Even by Hodges’ standards, the Eighties were punishingly patchy, and Black Rainbow concluded his Hollywood career with another obscure achievement, buried by collapsing distributors on both sides of the Atlantic. Its two young stars, Rosanna Arquette and Tom Hulce, had also exhausted the commercial afterglow of their respective hits Desperately Seeking Susan (1985) and Amadeus (1984), going over the hill together.

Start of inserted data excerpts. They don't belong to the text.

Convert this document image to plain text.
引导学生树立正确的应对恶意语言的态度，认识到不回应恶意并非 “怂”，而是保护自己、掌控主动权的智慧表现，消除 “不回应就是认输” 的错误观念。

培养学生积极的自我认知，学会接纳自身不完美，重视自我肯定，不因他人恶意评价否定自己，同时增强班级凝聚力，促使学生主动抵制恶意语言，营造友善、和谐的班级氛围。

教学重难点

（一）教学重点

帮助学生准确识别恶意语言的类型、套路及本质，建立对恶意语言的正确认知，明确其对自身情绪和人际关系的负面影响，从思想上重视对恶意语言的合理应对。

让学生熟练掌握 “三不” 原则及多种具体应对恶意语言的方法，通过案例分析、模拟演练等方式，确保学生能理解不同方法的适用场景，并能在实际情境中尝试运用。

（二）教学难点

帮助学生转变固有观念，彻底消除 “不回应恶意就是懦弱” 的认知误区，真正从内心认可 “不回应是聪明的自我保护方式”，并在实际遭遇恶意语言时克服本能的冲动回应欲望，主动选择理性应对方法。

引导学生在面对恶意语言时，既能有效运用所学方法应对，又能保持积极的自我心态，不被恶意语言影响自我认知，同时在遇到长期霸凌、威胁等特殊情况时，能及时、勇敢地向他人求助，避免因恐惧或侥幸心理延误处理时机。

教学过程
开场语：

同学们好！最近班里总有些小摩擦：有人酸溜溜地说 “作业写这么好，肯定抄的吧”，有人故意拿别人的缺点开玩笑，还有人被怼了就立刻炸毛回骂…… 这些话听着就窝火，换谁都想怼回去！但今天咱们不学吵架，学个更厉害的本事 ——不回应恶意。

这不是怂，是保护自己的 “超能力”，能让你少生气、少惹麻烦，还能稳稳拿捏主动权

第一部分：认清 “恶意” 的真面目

Arquette is, though, a great reason to see this. Deliberately glamorous in flowing white robe and ripe red lipstick as she is essentially pimped out by Pa, there’s a sullen intelligence behind eyes tired even before framing scenes set 10 years later, when she is run to ground behind a cabin’s screen mesh door, looking fiercely feral in Hodges’ gauzy, painterly frame. Her helpless disillusion (the director’s frequent conclusion) undercuts charismatic power which becomes too real, and too much. Robards matches her as a rheumy, oppressively hectoring cynic, shuffling dollars like cards. He is hollowed by bitter waste which has corrupted her, a poisoned umbilical cord like Steptoe and Son, remade as Southern snake-oil tragedy.
Set around 1980, the Travises travel by train to a North Carolina where it could still be 1960, with development about to tear through lives. The atmospheric Americana of the opening scenes, shot by Wise Blood’s Gerry Fisher, are superb, from an autumnal carpet of blown leaves to a hardware store’s colourful cornucopia, in an overhead shot from its owner’s ladder. Hodges’ outsider’s eye sometimes feels off. The Southern religious community’s racial mix seems unusual, with a black gospel choir adorning a white conservative core, while a priest pronouncing, “We steal if we touch tomorrow. It is God’s,” mistakes a tradition steeped in prophecy. There is a baroque murder by a suburban hitman, whose family breakfast before his commute adds to Hodges’ eccentric crime film catalogue. And if not every element connects as remorselessly as Get Carter, the details land beautifully.